INTÉRIEUR DE L'OPPIDUM

L'oppidum est traversé dans toute sa longueur par la grande voie de la _Croix du Rebout_. A l'extrémité du plateau triangulaire--dit du _Champlain_,--cette voie est rejointe par un embranchement qui part du hameau de l'_Echeneaux_ et remonte la vallée de l'_Ecluse_.

La surface comprise dans l'intérieur de la couronne supérieure des remparts est partagée en trois régions bien distinctes, formées par trois plateaux, divisés par des vallées.

Le plateau supérieur--appelé LA TERRASSE--occupe une langue de terre très allongée parallèle au rempart du côté du levant. Du haut de ce plateau, la vue s'étend sur des espaces sans limites, au-delà du Puy-de-Dôme et du mont Blanc.

Le deuxième plateau, dit PARC AUX CHEVAUX,--inférieur au précédent de 10 à 12 mètres d'altitude, et séparé de lui par la vallée de la GOUTTE DAMPIERRE,--se termine au couchant par le _Theureau de la Roche_, monticule de grès qui domine d'une part le cours de la _Séglise_ et de l'autre la VALLÉE DE L'ÉCLUSE, située entre ce plateau et celui du CHAMPLAIN.

Ce dernier, resserré entre deux vallées, forme une esplanade triangulaire au sud de laquelle s'élève un mamelon analogue à celui du Theureau de la Roche.

La vallée de LA COME-CHAUDRON sépare le Champlain des pentes escarpées qui montent à la pointe de la Terrasse où se trouve le _Porrey_, point culminant du Beuvray, à 820 mètres d'altitude au-dessus du niveau de la mer.

TERRASSE.

Ce plateau renferme le Temple, le Forum et le Champ de foire.

_Temple et Forum_.

Le temple du Beuvray--ainsi que le forum et autres dépendances qui l'entourent--parait avoir été créé uniquement en vue du pèlerinage et de la foire à l'époque où l'oppidum fut abandonné de gré ou de force par les populations qui l'habitaient.

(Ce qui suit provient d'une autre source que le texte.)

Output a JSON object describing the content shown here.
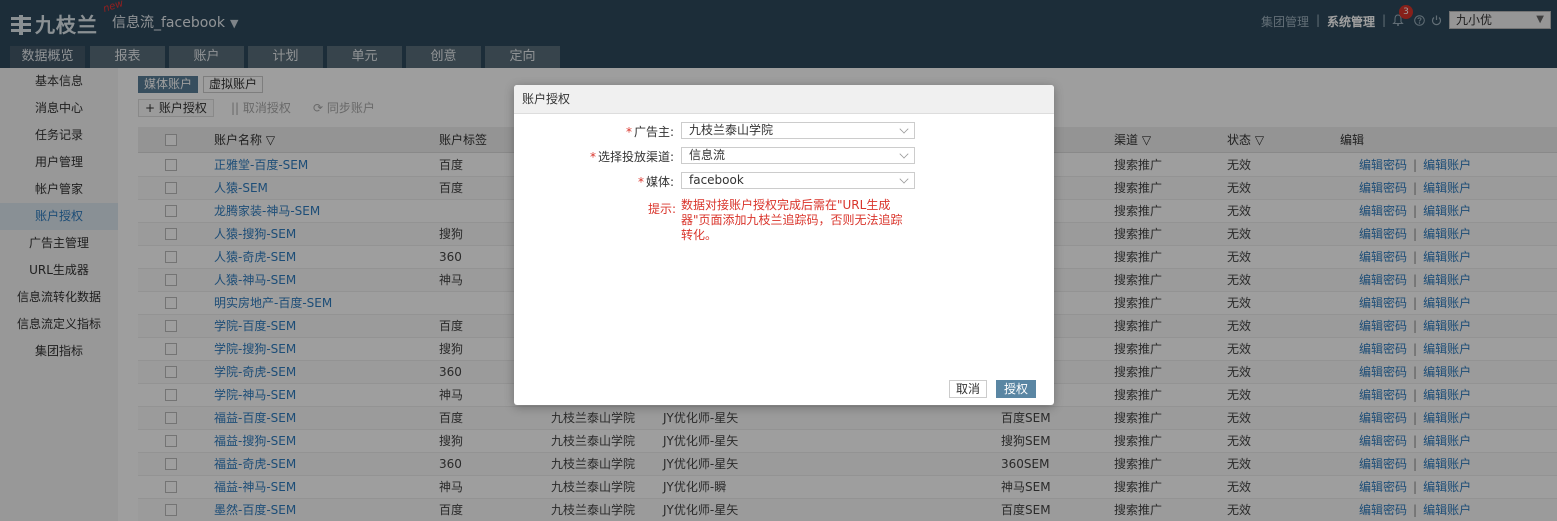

Les substructions qu'on rencontre sur son emplacement ont révélé les traces d'installations antérieures remplacées par l'édifice cité plus haut.[15]

Construit avec la solidité des travaux romains, ce temple était flanqué de trois autres constructions au nord, à l'ouest et au sud.

La partie qui regarde le levant comprenait un très gros mur à hauteur d'appui, qui soutenait tout le terrassement du plateau et laissait la vue libre de ce côté.

Au nord et à l'ouest étaient des boutiques marchandes; au sud le logement des bestiaux et la boucherie, dépendance obligée du temple.

Une rangée de boutiques--à l'usage des marchands qui se rendaient à la foire--longeait les vieux côtés de la grande voie, séparée d'elle par un trottoir et un portique couvert.

Le temple était entouré d'un portique semblable à celui des boutiques. Il se composait de deux parties: d'un _pronaós_ ou vestibule de 7 à 8 mètres de côté, et d'une _cella_ surélevée, plus étroite que le vestibule auquel elle faisait suite.